= Gradsect =

Sampling method using gradient-directed transects to assess biodiversity

A gradsect or gradient-directed transect is a low-input, high-return sampling method where the aim is to maximise information about the distribution of biota in any area of study. Most living things are rarely distributed at random, their placement being largely determined by a hierarchy of environmental factors. For this reason, standard statistical designs based on purely random sampling or systematic (e.g. grid-based) systems tend to be less efficient in recovering information about the distribution of taxa than sample designs that are purposively directed instead along deterministic environmental gradients.

Ecologists have long been aware of the significance of environmental gradient based approaches to better understand community dynamics and this is reflected especially in the work of Robert Whittaker (1967) and others. Although in practice, life-scientists intuitively sample gradients, until the early 1980s there was little formal theoretical or empirical support for such an approach, sample design being driven largely by traditional statistical methods based on probability theory incorporating random sampling.

== Origins ==
Intensively sampled landscape-based surveys in Australia provided a reference platform for developing and testing a less logistically demanding and yet statistically acceptable gradient-based survey design that avoided the need for random or purely grid-based sampling. These initial studies and subsequently developed statistical support for purposive, gradient-based survey provided a formalized, practical alternative to more logistically demanding traditional designs. It was here the term gradsect was coined that coupled purposive, transect sampling with a hierarchical framework of environmental gradients considered to be key determinants of species distribution.

== Methodology ==
In constructing a gradsect, existing information is initially reviewed in which a hierarchy of environmental gradients is first identified either by visual means (maps, aerial photographs etc..) or through numerical analysis or spatial analysis of institutional or other data sources. A typical regional gradsect for example may be constructed according to a primary climate gradient (temperature, moisture, seasonality) then a secondary gradient (geomorphology, lithology, major and minor drainage systems), a tertiary gradient possibly represented by a local soil catena or local land use farming system or finer scale gradient levels representing local vegetational sequences. Through an inspection of spatial overlays of all gradients, a minimum number of sample locations is then purposively located to reflect, as far as possible, total environmental variation. For logistic and other purposes (such as improving the capacity to locate rare species) the steepest gradients are usually selected. In this way an ideal gradsect is constructed that may then be modified to accommodate logistic tradeoffs. The selection discipline requires that the fullest possible range of each hierarchical level is sampled. This commonly results in a set of progressively nested clusters of sample sites contained within the overarching primary gradient that may not reflect a linear distribution. At relatively local landscape scale, a primary gradients may be represented by salinity levels or water depth as in tidal wetlands or micro-topographic relief as in forest margins or a riparian zone. For most practical purposes, transects are commonly laid out along contours perpendicular to the main direction of the gradient. Iterative spatial analysis of environmental layers over a digital elevation model can then be used to identify areas requiring additional sampling thereby improving environmental representativeness.

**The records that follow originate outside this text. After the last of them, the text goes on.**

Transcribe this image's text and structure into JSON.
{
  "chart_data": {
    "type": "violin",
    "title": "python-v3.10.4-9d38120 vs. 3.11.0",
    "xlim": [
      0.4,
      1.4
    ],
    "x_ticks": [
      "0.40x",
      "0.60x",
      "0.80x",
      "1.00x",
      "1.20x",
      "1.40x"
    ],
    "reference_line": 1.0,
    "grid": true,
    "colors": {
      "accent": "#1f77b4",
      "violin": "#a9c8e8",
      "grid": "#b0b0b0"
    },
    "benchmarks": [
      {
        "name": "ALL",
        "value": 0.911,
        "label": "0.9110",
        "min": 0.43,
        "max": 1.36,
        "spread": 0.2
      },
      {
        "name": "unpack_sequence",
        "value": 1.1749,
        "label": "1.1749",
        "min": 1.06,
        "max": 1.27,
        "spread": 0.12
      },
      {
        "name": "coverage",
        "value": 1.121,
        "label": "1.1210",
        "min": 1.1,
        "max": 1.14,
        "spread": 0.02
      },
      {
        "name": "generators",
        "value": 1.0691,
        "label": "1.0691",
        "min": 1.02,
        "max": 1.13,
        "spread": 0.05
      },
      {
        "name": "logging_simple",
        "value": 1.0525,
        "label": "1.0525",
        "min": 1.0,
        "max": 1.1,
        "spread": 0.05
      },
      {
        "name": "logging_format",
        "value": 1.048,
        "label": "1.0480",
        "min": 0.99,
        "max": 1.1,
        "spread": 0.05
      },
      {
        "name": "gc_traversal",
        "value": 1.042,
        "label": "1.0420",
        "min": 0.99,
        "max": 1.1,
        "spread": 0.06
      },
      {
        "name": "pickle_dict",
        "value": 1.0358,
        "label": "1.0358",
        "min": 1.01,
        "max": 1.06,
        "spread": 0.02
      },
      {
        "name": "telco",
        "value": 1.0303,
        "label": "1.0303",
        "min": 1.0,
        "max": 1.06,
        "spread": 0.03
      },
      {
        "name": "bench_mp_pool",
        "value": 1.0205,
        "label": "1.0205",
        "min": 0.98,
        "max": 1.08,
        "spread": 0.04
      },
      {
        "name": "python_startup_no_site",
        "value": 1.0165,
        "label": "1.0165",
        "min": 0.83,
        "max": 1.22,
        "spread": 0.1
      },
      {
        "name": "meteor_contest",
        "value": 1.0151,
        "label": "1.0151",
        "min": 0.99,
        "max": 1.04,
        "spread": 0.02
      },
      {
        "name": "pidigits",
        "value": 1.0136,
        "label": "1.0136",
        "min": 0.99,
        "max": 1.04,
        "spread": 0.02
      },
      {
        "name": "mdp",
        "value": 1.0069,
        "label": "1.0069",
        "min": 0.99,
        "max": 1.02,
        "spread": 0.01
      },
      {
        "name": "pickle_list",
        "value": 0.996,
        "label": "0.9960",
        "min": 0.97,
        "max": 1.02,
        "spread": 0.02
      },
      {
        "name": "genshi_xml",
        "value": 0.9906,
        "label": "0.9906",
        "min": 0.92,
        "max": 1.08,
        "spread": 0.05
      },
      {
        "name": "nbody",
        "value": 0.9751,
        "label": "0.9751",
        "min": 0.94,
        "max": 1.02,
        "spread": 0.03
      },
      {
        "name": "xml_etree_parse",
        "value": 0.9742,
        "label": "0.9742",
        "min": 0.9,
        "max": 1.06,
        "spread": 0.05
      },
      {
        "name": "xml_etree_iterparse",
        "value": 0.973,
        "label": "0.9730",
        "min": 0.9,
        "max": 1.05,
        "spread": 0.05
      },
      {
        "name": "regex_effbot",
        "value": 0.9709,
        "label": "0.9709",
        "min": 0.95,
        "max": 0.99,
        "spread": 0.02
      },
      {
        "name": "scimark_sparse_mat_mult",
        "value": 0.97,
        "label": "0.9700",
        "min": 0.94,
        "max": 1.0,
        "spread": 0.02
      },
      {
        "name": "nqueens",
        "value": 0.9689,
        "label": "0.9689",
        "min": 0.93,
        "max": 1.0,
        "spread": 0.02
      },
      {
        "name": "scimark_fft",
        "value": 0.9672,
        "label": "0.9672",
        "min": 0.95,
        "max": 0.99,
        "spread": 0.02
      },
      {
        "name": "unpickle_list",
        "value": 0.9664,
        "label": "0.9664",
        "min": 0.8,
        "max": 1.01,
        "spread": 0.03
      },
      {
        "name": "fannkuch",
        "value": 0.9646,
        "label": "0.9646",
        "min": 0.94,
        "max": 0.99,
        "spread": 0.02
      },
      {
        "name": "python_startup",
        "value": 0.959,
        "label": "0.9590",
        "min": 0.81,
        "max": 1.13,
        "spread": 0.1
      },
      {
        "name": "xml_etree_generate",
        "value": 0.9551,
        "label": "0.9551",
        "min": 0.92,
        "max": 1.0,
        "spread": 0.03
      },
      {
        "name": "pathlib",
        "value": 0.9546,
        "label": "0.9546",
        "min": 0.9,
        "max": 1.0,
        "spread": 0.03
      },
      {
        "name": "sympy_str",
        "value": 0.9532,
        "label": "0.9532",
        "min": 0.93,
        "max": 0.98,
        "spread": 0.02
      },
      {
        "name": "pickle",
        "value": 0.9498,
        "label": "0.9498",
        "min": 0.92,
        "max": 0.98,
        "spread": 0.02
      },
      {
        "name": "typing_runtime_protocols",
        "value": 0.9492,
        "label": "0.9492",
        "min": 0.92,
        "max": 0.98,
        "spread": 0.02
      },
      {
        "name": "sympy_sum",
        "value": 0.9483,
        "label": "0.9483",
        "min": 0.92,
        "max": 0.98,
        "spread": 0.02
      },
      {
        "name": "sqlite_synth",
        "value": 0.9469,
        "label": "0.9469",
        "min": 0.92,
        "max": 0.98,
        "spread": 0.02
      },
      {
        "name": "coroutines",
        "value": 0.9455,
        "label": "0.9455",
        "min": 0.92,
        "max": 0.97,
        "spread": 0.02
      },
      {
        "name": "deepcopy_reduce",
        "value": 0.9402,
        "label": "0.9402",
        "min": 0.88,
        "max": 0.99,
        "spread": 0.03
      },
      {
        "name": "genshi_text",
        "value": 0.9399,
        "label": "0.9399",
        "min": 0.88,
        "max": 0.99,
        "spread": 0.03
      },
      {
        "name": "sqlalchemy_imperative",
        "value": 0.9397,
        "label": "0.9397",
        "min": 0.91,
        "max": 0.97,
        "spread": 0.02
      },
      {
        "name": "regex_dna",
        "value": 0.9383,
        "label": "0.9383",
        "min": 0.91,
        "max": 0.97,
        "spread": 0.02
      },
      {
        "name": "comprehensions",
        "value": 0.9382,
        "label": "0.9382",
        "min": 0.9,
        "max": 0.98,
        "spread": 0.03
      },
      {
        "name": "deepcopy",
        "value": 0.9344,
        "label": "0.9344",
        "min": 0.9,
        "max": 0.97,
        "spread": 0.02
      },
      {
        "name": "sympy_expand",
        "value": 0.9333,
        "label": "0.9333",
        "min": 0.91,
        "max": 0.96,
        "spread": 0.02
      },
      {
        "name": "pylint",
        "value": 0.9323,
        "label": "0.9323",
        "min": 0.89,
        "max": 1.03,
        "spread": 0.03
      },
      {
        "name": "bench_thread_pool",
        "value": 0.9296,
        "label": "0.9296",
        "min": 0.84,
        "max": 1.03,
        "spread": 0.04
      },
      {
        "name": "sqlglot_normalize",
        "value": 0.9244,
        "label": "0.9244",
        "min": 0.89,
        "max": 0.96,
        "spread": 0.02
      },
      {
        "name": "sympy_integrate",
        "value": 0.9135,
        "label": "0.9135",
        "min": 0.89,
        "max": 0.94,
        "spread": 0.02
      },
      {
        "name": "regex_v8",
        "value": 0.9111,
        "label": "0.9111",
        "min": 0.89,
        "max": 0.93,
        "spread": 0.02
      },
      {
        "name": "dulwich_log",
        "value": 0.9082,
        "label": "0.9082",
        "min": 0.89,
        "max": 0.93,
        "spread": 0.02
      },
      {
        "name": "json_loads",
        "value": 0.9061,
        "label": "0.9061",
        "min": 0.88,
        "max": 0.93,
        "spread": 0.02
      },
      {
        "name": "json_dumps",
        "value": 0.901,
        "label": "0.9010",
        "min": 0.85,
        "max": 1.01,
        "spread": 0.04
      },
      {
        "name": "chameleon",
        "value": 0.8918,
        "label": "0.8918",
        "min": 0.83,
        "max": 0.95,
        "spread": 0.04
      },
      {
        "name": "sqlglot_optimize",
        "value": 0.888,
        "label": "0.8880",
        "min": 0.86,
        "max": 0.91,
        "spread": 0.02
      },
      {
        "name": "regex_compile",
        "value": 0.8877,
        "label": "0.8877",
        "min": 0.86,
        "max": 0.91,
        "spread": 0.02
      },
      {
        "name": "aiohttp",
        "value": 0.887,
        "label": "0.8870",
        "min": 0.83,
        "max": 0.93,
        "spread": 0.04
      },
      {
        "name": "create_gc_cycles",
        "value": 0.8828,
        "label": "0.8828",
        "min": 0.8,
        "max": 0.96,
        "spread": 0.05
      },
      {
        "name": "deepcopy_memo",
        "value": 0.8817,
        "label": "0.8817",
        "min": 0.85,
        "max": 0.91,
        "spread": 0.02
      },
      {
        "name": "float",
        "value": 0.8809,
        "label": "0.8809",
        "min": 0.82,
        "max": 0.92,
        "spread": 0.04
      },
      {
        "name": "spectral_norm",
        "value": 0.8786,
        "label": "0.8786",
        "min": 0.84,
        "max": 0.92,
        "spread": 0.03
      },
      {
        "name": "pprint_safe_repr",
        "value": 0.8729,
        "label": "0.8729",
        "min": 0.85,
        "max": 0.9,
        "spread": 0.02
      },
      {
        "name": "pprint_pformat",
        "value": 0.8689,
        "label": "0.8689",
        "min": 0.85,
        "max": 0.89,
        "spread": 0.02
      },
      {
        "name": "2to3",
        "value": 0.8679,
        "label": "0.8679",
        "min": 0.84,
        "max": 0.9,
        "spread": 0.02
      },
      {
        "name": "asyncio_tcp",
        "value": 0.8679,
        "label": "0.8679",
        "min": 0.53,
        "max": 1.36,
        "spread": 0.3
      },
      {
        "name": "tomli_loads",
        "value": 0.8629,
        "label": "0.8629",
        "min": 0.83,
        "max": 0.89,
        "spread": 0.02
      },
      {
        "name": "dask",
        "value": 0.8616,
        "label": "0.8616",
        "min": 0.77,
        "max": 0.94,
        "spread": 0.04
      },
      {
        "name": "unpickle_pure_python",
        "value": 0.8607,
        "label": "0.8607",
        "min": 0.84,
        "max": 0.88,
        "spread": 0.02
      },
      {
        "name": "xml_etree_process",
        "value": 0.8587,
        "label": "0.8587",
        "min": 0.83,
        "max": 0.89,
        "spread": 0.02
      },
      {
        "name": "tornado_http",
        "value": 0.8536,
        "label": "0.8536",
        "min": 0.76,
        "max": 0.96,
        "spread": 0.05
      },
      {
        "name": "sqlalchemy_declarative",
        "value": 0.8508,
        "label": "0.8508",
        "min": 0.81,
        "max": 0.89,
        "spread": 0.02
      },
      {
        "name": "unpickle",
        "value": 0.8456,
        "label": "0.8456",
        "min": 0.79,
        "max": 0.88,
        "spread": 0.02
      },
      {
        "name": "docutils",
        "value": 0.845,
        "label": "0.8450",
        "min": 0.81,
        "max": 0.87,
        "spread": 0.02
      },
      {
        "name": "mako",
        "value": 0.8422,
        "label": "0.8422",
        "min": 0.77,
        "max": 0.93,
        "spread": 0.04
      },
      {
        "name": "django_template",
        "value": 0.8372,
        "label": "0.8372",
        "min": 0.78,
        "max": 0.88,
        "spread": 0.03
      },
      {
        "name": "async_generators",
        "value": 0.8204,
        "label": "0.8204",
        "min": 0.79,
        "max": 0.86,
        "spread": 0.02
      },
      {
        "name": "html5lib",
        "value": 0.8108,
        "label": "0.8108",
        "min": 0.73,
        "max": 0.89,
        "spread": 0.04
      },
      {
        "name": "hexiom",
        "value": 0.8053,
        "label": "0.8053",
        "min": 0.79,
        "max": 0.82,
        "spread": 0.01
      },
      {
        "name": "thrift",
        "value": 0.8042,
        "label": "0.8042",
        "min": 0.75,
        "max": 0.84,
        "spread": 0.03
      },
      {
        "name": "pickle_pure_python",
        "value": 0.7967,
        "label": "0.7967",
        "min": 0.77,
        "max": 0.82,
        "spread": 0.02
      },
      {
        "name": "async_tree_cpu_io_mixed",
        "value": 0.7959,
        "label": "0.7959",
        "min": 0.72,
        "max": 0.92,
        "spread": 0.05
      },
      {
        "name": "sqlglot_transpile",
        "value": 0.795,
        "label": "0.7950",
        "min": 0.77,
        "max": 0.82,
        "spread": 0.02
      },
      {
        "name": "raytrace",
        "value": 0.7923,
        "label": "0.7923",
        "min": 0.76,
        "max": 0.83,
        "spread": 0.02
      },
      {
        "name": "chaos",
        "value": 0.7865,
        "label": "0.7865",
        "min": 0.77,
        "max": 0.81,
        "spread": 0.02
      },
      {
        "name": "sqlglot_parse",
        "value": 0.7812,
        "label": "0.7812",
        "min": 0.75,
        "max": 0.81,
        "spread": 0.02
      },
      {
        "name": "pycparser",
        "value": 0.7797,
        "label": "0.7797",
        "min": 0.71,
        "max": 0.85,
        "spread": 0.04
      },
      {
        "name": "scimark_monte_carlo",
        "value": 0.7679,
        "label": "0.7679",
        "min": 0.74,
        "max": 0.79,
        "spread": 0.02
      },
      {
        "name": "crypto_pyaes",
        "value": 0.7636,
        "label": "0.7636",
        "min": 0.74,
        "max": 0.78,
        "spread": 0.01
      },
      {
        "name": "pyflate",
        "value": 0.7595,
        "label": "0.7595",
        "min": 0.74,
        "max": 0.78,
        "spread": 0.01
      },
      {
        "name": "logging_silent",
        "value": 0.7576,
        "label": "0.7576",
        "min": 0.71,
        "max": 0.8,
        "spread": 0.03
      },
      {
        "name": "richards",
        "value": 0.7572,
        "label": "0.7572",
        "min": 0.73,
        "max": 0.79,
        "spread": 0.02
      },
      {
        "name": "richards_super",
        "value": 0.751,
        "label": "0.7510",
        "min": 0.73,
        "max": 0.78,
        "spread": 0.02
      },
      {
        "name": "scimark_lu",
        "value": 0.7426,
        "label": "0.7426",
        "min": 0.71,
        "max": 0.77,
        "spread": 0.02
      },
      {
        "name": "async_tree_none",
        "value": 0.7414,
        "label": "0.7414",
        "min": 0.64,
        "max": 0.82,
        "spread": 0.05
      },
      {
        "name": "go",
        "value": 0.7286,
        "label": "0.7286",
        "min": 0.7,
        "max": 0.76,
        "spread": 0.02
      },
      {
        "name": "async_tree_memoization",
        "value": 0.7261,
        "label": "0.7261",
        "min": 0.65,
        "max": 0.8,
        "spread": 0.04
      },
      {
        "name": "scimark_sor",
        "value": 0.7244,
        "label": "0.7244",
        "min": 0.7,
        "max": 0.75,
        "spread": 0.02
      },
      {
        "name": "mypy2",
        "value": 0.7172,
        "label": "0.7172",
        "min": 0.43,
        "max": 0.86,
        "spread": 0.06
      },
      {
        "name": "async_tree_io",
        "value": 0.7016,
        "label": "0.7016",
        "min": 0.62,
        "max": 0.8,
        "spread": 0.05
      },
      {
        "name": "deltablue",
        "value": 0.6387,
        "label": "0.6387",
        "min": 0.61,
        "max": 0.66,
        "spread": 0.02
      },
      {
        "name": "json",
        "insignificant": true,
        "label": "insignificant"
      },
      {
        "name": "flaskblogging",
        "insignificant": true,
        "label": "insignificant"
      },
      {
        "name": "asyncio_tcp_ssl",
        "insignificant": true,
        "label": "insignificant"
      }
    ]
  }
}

== Advantages and limitations ==
Initial studies in gradsect development revealed considerable logistic and other advantages over more traditional non-gradient-based survey designs concerned primarily with random sampling. This finding is now widely supported especially in biodiversity and other areas of environmental surveying and conservation design (see Applications next). Apart from improved logistic efficiency, the gradsect method seeks to maximise environmental representativeness which has the dual advantage of potentially improving location of rarities and enhancing spatial modelling of species distribution. Because the underlying statistical model is not based on probability theory, gradsect sampling cannot be used to estimate numbers of species or other biological attributes per unit area. For that purpose some measure of random sampling needs to be built into the sample design.

== Applications ==
Since the publication of gradsect theory in 1984, subsequent vegetational and landscape studies in regional Australia (Austin and Heyligers 1989); Ludwig and Tongway (1995) were followed by a successful evaluation of the method in faunal surveys in South Africa (Wessels et al.). Since then applications involving gradsects have ranged from habitat suitability studies of fungi (Shearer and Crane 2011 ), termites (Gillison et al. 2003) other macro invertebrates (Lawes et al. 2005 ); birds (Damalas 2005) small and large mammals (Laurance 1994; Ramono et al. 2009). Vegetation studies using gradsects have been widely applied in many countries ranging from tidal wetlands (Parker et al. 2011) and agricultural cropping systems and forested landscape mosaics (Gillison et al. 2004) to infectious diseases (Boone et al. 2000 ). At broader geographic and national scales (Grossman et al., 1998, 2007; USA/NPS 2012) gradsects have been applied to guide field sampling and forest mapping in mountainous terrain (Sandman and Lertzmann 2003) as well as wide-ranging remote sensing applications (Mallinis et al. 2008; Rocchini et al. 2011 ).